Trust, Trump and Warning Signs for Australian Institutions
30 November 2016 at 8:10 am
If it’s true Australia is becoming more divided, institutions, including businesses, need to build public trust, writes corporate sustainability strategist Jill Riseley.
They say hindsight has 20/20 vision. Trust was a key theme in the recent US election and many voters were sending a clear message that they didn’t trust government, big business or mainstream media.
Few predicted Trump’s win but there were field markers which of course now seem like obvious signs.
The Edelman Trust Barometer measures trust in the institutions of government, business, media and NGOs across 28 countries. Earlier this year the 2016 results found an increasing gap in levels of trust between “informed publics” (tertiary educated, top 25 per cent household income and reader of business news) and “general publics” in most countries surveyed. The largest gap in levels of trust between the two groups occurred in the US followed by the UK (think Brexit).
And Australia shouldn’t be complacent. Australia had the fifth largest gap in trust in institutions (business, government, NGOs and media) between informed publics and the mass population (behind the US, UK, France and India). A key difference in the public trust gap between Australia and the US / UK is that it was not seemingly linked to income inequality.
Somewhat sadly, Australians aren’t optimistic about the future (only 30 per cent of the mass population think they will be better off in five years time). And warningly, Australia has one of the largest gaps in optimism between informed publics and the mass population of expected future prosperity.
Institutions broadly shouldn’t be celebrating. In Australia, business is trusted to do the right thing more than government and the media.
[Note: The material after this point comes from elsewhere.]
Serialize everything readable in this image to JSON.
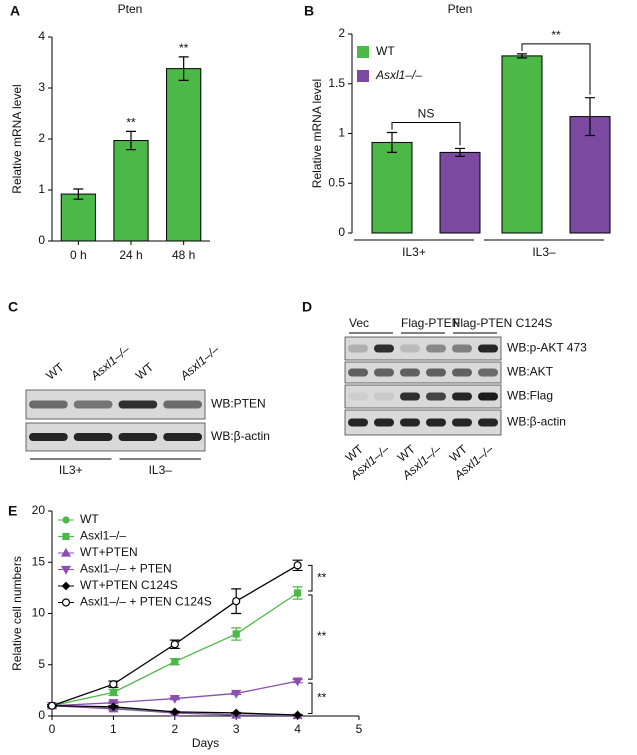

The NGO sector is Australia’s most trusted institution (but not by much – only five points above business and more than 40 per cent of general public don’t trust NGOs).
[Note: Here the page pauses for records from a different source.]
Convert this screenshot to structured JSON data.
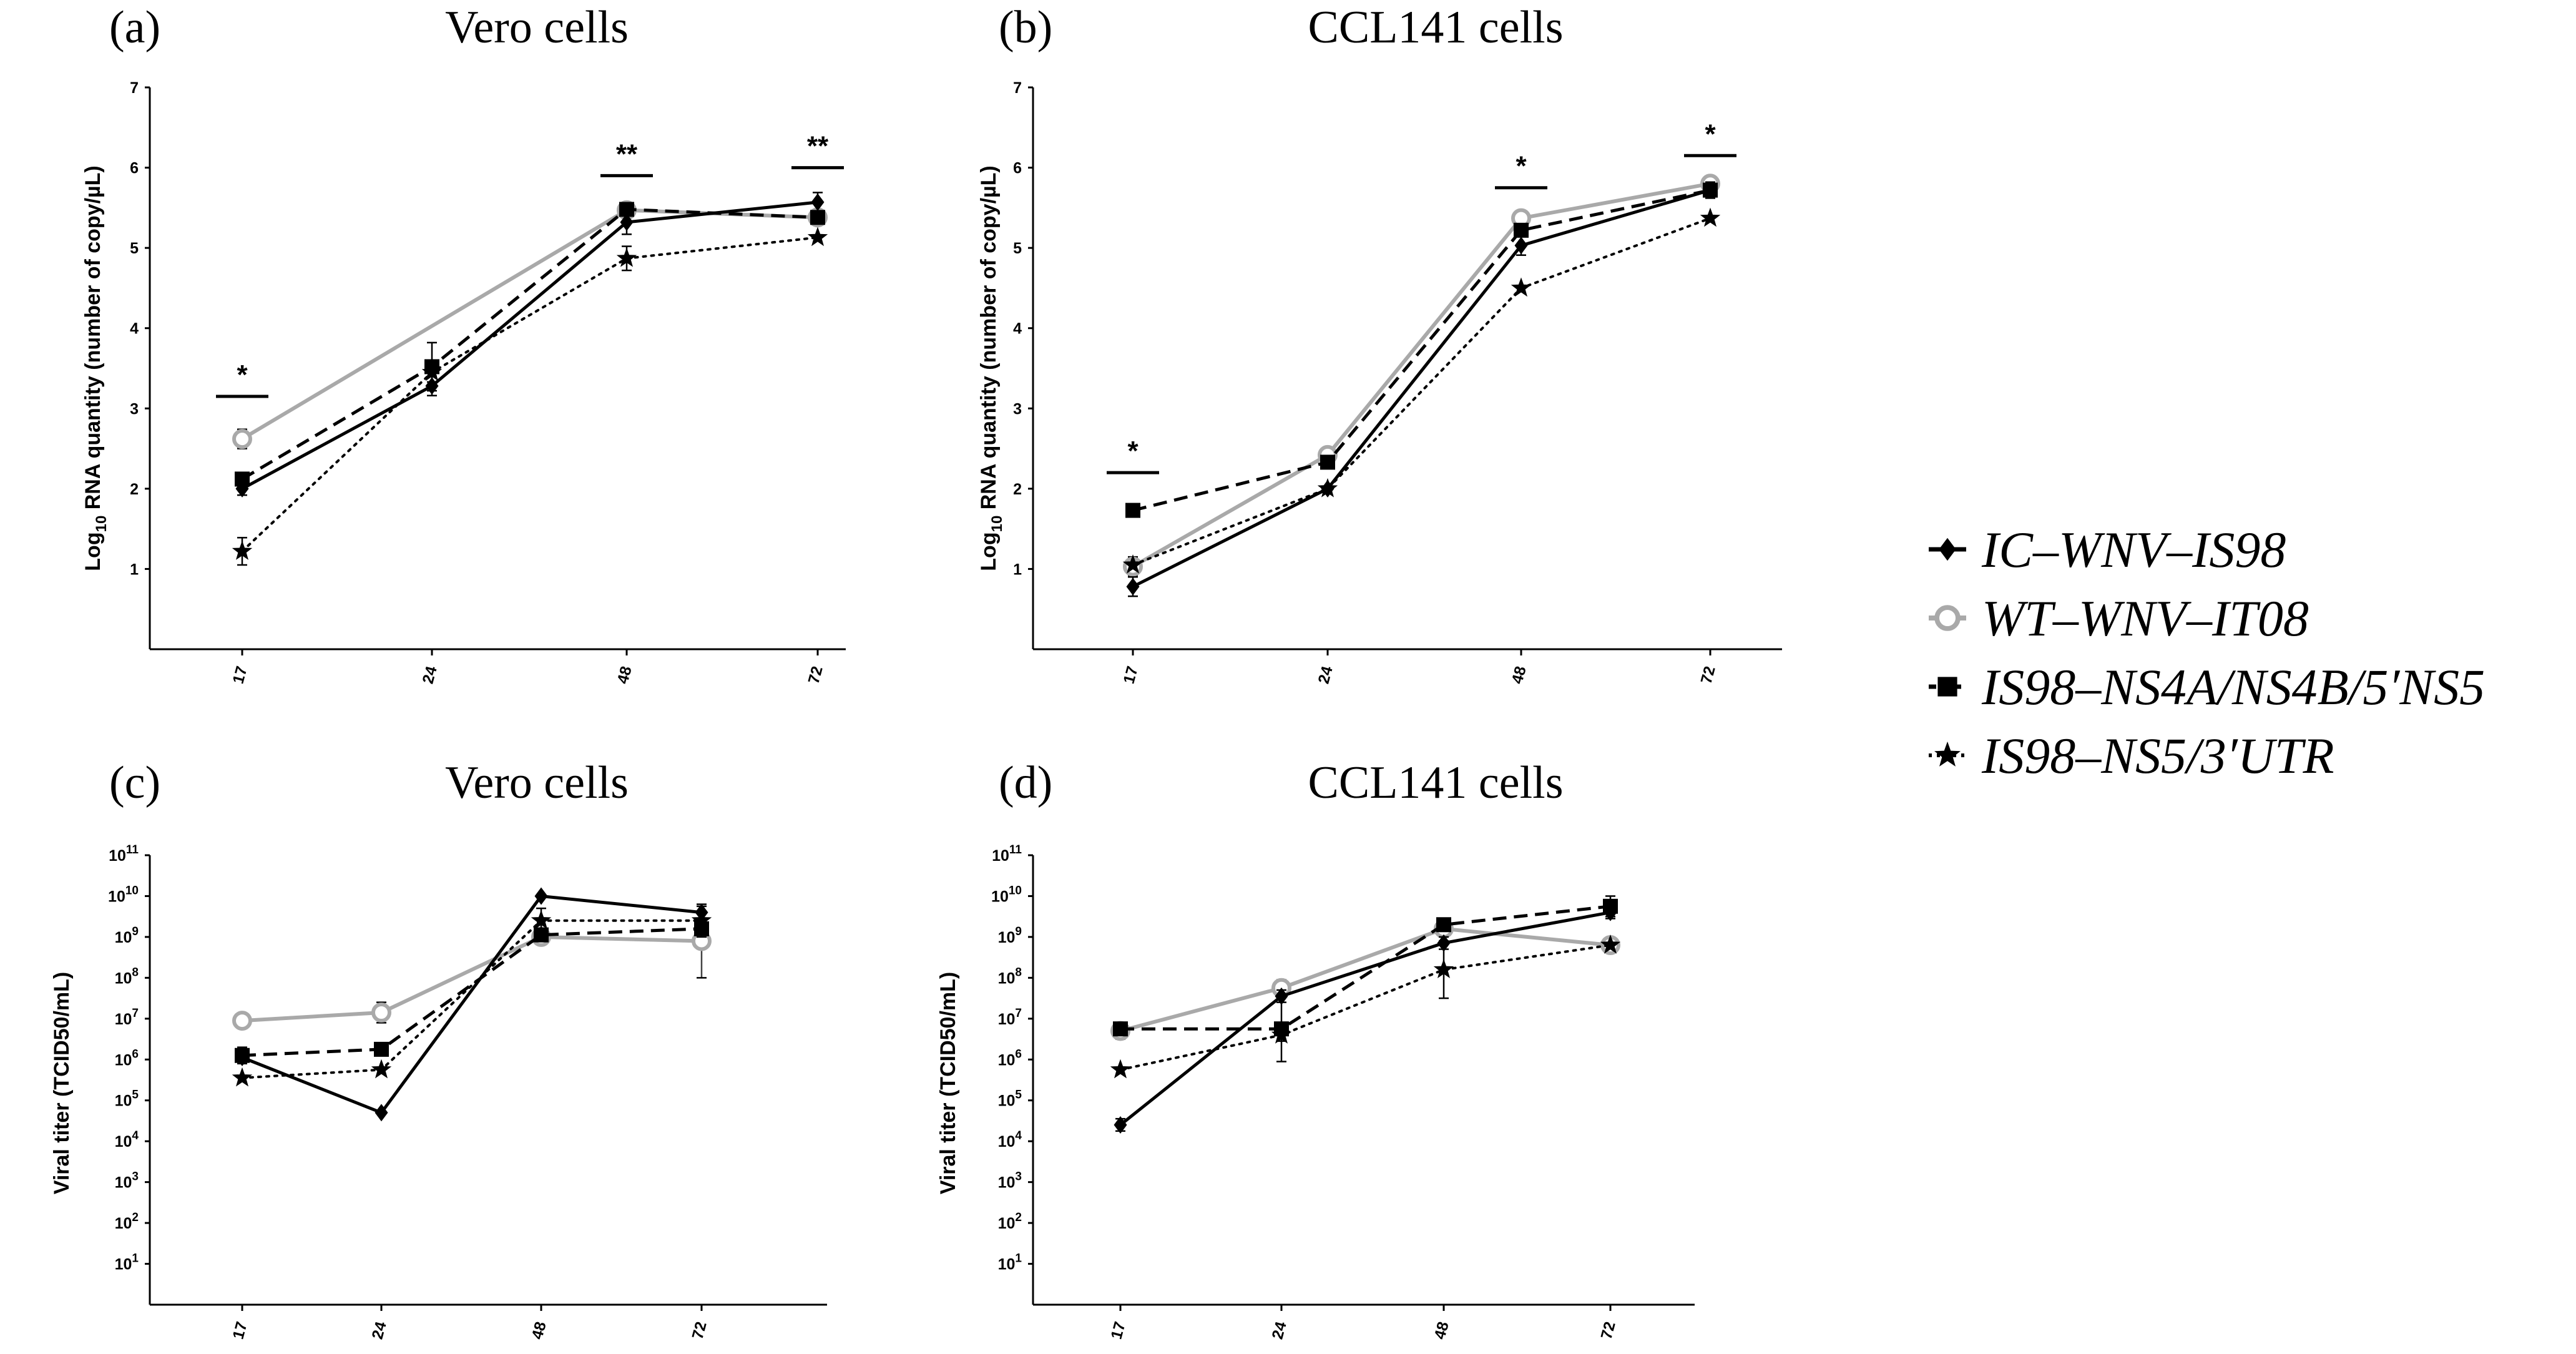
{
  "legend": [
    {
      "key": "ic",
      "label": "IC–WNV–IS98"
    },
    {
      "key": "wt",
      "label": "WT–WNV–IT08"
    },
    {
      "key": "ns4",
      "label": "IS98–NS4A/NS4B/5′NS5"
    },
    {
      "key": "ns5",
      "label": "IS98–NS5/3′UTR"
    }
  ],
  "colors": {
    "ic": "#000000",
    "wt": "#aaaaaa",
    "ns4": "#000000",
    "ns5": "#000000"
  },
  "chart_data": [
    {
      "id": "a",
      "panel_label": "(a)",
      "title": "Vero cells",
      "type": "line",
      "yscale": "linear",
      "ylabel_prefix": "Log",
      "ylabel_sub": "10",
      "ylabel_main": " RNA quantity (number of copy/µL)",
      "xlabel": "",
      "ylim": [
        0,
        7
      ],
      "x_categories": [
        "17",
        "24",
        "48",
        "72"
      ],
      "yticks": [
        {
          "value": 1,
          "label": "1"
        },
        {
          "value": 2,
          "label": "2"
        },
        {
          "value": 3,
          "label": "3"
        },
        {
          "value": 4,
          "label": "4"
        },
        {
          "value": 5,
          "label": "5"
        },
        {
          "value": 6,
          "label": "6"
        },
        {
          "value": 7,
          "label": "7"
        }
      ],
      "series": [
        {
          "key": "wt",
          "name": "WT–WNV–IT08",
          "values": [
            2.62,
            null,
            5.47,
            5.38
          ],
          "errors": [
            0.12,
            0,
            0.05,
            0.05
          ]
        },
        {
          "key": "ns4",
          "name": "IS98–NS4A/NS4B/5′NS5",
          "values": [
            2.12,
            3.52,
            5.48,
            5.38
          ],
          "errors": [
            0.08,
            0.3,
            0.05,
            0.08
          ]
        },
        {
          "key": "ic",
          "name": "IC–WNV–IS98",
          "values": [
            2.0,
            3.28,
            5.32,
            5.57
          ],
          "errors": [
            0.08,
            0.12,
            0.15,
            0.12
          ]
        },
        {
          "key": "ns5",
          "name": "IS98–NS5/3′UTR",
          "values": [
            1.22,
            3.45,
            4.87,
            5.13
          ],
          "errors": [
            0.17,
            0.12,
            0.15,
            0
          ]
        }
      ],
      "significance": [
        {
          "x": "17",
          "y": 3.15,
          "label": "*"
        },
        {
          "x": "48",
          "y": 5.9,
          "label": "**"
        },
        {
          "x": "72",
          "y": 6.0,
          "label": "**"
        }
      ]
    },
    {
      "id": "b",
      "panel_label": "(b)",
      "title": "CCL141 cells",
      "type": "line",
      "yscale": "linear",
      "ylabel_prefix": "Log",
      "ylabel_sub": "10",
      "ylabel_main": " RNA quantity (number of copy/µL)",
      "xlabel": "",
      "ylim": [
        0,
        7
      ],
      "x_categories": [
        "17",
        "24",
        "48",
        "72"
      ],
      "yticks": [
        {
          "value": 1,
          "label": "1"
        },
        {
          "value": 2,
          "label": "2"
        },
        {
          "value": 3,
          "label": "3"
        },
        {
          "value": 4,
          "label": "4"
        },
        {
          "value": 5,
          "label": "5"
        },
        {
          "value": 6,
          "label": "6"
        },
        {
          "value": 7,
          "label": "7"
        }
      ],
      "series": [
        {
          "key": "wt",
          "name": "WT–WNV–IT08",
          "values": [
            1.03,
            2.42,
            5.37,
            5.8
          ],
          "errors": [
            0.12,
            0,
            0.05,
            0.05
          ]
        },
        {
          "key": "ns4",
          "name": "IS98–NS4A/NS4B/5′NS5",
          "values": [
            1.73,
            2.33,
            5.22,
            5.72
          ],
          "errors": [
            0.08,
            0,
            0.08,
            0.08
          ]
        },
        {
          "key": "ic",
          "name": "IC–WNV–IS98",
          "values": [
            0.78,
            2.0,
            5.03,
            5.72
          ],
          "errors": [
            0.12,
            0,
            0.12,
            0.1
          ]
        },
        {
          "key": "ns5",
          "name": "IS98–NS5/3′UTR",
          "values": [
            1.05,
            2.0,
            4.5,
            5.37
          ],
          "errors": [
            0,
            0,
            0,
            0
          ]
        }
      ],
      "significance": [
        {
          "x": "17",
          "y": 2.2,
          "label": "*"
        },
        {
          "x": "48",
          "y": 5.75,
          "label": "*"
        },
        {
          "x": "72",
          "y": 6.15,
          "label": "*"
        }
      ]
    },
    {
      "id": "c",
      "panel_label": "(c)",
      "title": "Vero cells",
      "type": "line",
      "yscale": "log10",
      "ylabel_main": "Viral titer (TCID50/mL)",
      "xlabel": "",
      "ylim": [
        0,
        11
      ],
      "x_categories": [
        "17",
        "24",
        "48",
        "72"
      ],
      "yticks": [
        {
          "value": 1,
          "label": "10",
          "exp": "1"
        },
        {
          "value": 2,
          "label": "10",
          "exp": "2"
        },
        {
          "value": 3,
          "label": "10",
          "exp": "3"
        },
        {
          "value": 4,
          "label": "10",
          "exp": "4"
        },
        {
          "value": 5,
          "label": "10",
          "exp": "5"
        },
        {
          "value": 6,
          "label": "10",
          "exp": "6"
        },
        {
          "value": 7,
          "label": "10",
          "exp": "7"
        },
        {
          "value": 8,
          "label": "10",
          "exp": "8"
        },
        {
          "value": 9,
          "label": "10",
          "exp": "9"
        },
        {
          "value": 10,
          "label": "10",
          "exp": "10"
        },
        {
          "value": 11,
          "label": "10",
          "exp": "11"
        }
      ],
      "series": [
        {
          "key": "wt",
          "name": "WT–WNV–IT08",
          "values": [
            6.95,
            7.15,
            9.0,
            8.9
          ],
          "errors": [
            0.1,
            0.25,
            0.1,
            0.9
          ]
        },
        {
          "key": "ns4",
          "name": "IS98–NS4A/NS4B/5′NS5",
          "values": [
            6.1,
            6.25,
            9.05,
            9.2
          ],
          "errors": [
            0.2,
            0.1,
            0.15,
            0.2
          ]
        },
        {
          "key": "ic",
          "name": "IC–WNV–IS98",
          "values": [
            6.05,
            4.7,
            10.0,
            9.6
          ],
          "errors": [
            0,
            0,
            0,
            0.15
          ]
        },
        {
          "key": "ns5",
          "name": "IS98–NS5/3′UTR",
          "values": [
            5.55,
            5.75,
            9.4,
            9.4
          ],
          "errors": [
            0,
            0,
            0.3,
            0
          ]
        }
      ],
      "significance": []
    },
    {
      "id": "d",
      "panel_label": "(d)",
      "title": "CCL141 cells",
      "type": "line",
      "yscale": "log10",
      "ylabel_main": "Viral titer (TCID50/mL)",
      "xlabel": "",
      "ylim": [
        0,
        11
      ],
      "x_categories": [
        "17",
        "24",
        "48",
        "72"
      ],
      "yticks": [
        {
          "value": 1,
          "label": "10",
          "exp": "1"
        },
        {
          "value": 2,
          "label": "10",
          "exp": "2"
        },
        {
          "value": 3,
          "label": "10",
          "exp": "3"
        },
        {
          "value": 4,
          "label": "10",
          "exp": "4"
        },
        {
          "value": 5,
          "label": "10",
          "exp": "5"
        },
        {
          "value": 6,
          "label": "10",
          "exp": "6"
        },
        {
          "value": 7,
          "label": "10",
          "exp": "7"
        },
        {
          "value": 8,
          "label": "10",
          "exp": "8"
        },
        {
          "value": 9,
          "label": "10",
          "exp": "9"
        },
        {
          "value": 10,
          "label": "10",
          "exp": "10"
        },
        {
          "value": 11,
          "label": "10",
          "exp": "11"
        }
      ],
      "series": [
        {
          "key": "wt",
          "name": "WT–WNV–IT08",
          "values": [
            6.7,
            7.75,
            9.2,
            8.8
          ],
          "errors": [
            0.2,
            0.2,
            0.15,
            0.1
          ]
        },
        {
          "key": "ns4",
          "name": "IS98–NS4A/NS4B/5′NS5",
          "values": [
            6.75,
            6.75,
            9.3,
            9.75
          ],
          "errors": [
            0.1,
            0.8,
            0.15,
            0.25
          ]
        },
        {
          "key": "ic",
          "name": "IC–WNV–IS98",
          "values": [
            4.4,
            7.55,
            8.85,
            9.6
          ],
          "errors": [
            0.15,
            0.15,
            0.15,
            0.15
          ]
        },
        {
          "key": "ns5",
          "name": "IS98–NS5/3′UTR",
          "values": [
            5.75,
            6.6,
            8.2,
            8.8
          ],
          "errors": [
            0,
            0.15,
            0.7,
            0
          ]
        }
      ],
      "significance": []
    }
  ]
}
For business, a key driver to building trust is corporate sustainability or corporate social responsibility (CSR). According to Edelman, 11 of the 16 drivers of trust are directly linked to responsible business (works to protect and improve the environment, addresses society’s needs in everyday business, is transparent etc). But Edelman’s research coupled with other studies show the gap between what is expected of companies (in a CSR context) and perceptions of company performance continues to grow.
There is a theory circulating that the middle-class in Australia is dividing. If true, this should concern every part of society and be of particular concern to those in institutions in which trust is lacking. Business, like other institutions, need to actively and strategically work to build trust with the broader public which takes time and effort and can’t be achieved within a financial year or quarterly sales cycle.
Business only truly thrives when everyone benefits (healthy high streets need healthy back streets) and corporate Australia has an important role to play in continuing to build a more inclusive and fairer society for all.